Klage gegen Airbus: Österreich ortet Betrug bei Eurofighter-Kauf

Österreich fühlt sich beim milliardenschweren Kauf der Kampfflugzeuge Eurofighter über den Tisch gezogen. Der Kauf ist seit Jahren von schweren Korruptionsvorwürfen begleitet.
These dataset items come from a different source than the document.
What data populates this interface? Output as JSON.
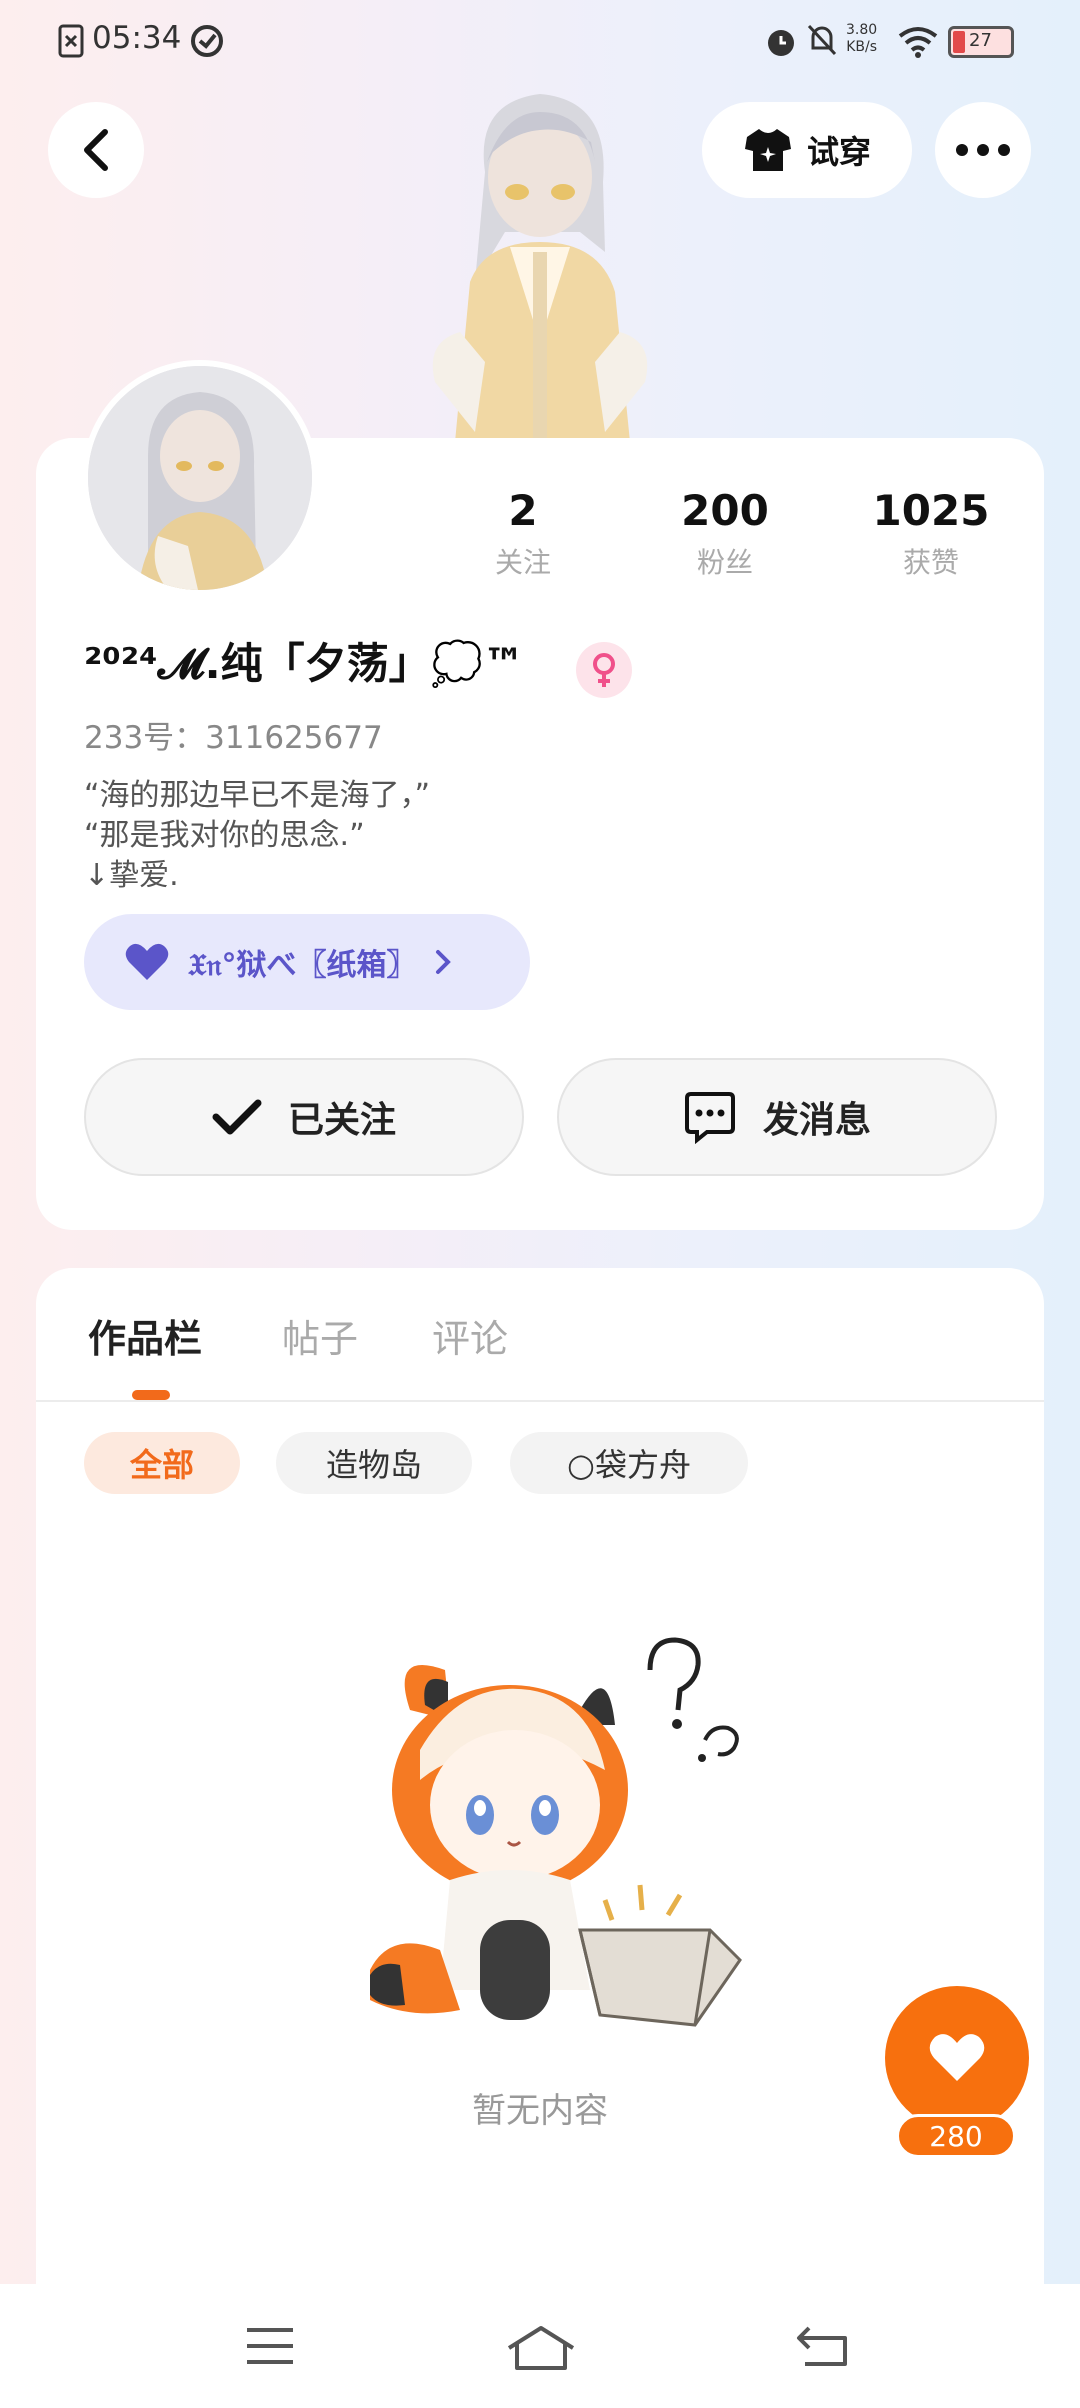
{
  "status_bar": {
    "time": "05:34",
    "net_speed_value": "3.80",
    "net_speed_unit": "KB/s",
    "battery_level": "27"
  },
  "header": {
    "try_on_label": "试穿"
  },
  "profile": {
    "stats": [
      {
        "value": "2",
        "label": "关注"
      },
      {
        "value": "200",
        "label": "粉丝"
      },
      {
        "value": "1025",
        "label": "获赞"
      }
    ],
    "nickname": "²⁰²⁴𝓜.纯「夕荡」💭™",
    "uid": "233号：311625677",
    "bio": [
      "“海的那边早已不是海了，”",
      "“那是我对你的思念.”",
      "↓挚爱."
    ],
    "group_label": "𝔛𝔫°狱べ〖纸箱〗",
    "follow_label": "已关注",
    "message_label": "发消息"
  },
  "tabs": [
    {
      "label": "作品栏",
      "active": true
    },
    {
      "label": "帖子",
      "active": false
    },
    {
      "label": "评论",
      "active": false
    }
  ],
  "filters": [
    {
      "label": "全部",
      "active": true
    },
    {
      "label": "造物岛",
      "active": false
    },
    {
      "label": "○袋方舟",
      "active": false
    }
  ],
  "empty_text": "暂无内容",
  "like": {
    "count": "280"
  },
  "colors": {
    "accent": "#f7700e",
    "group_text": "#5b55c9",
    "group_bg": "#e7e8fc"
  }
}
Vier Eurofighter beim Tag der Offenen Tür des Taktischen Luftwaffengeschwaders 73 «Steinhoff» im Formationsflug. (Foto: dpa)

Vier Eurofighter beim Tag der Offenen Tür des Taktischen Luftwaffengeschwaders 73 «Steinhoff» im Formationsflug. (Foto: dpa)

Das Verteidigungsministerium hat am Donnerstag eine Klage in Wien gegen Airbus und Eurofighter eingebracht. Es bestätigte entsprechende Medienberichte auf Anfrage der Deutschen Presse-Agentur.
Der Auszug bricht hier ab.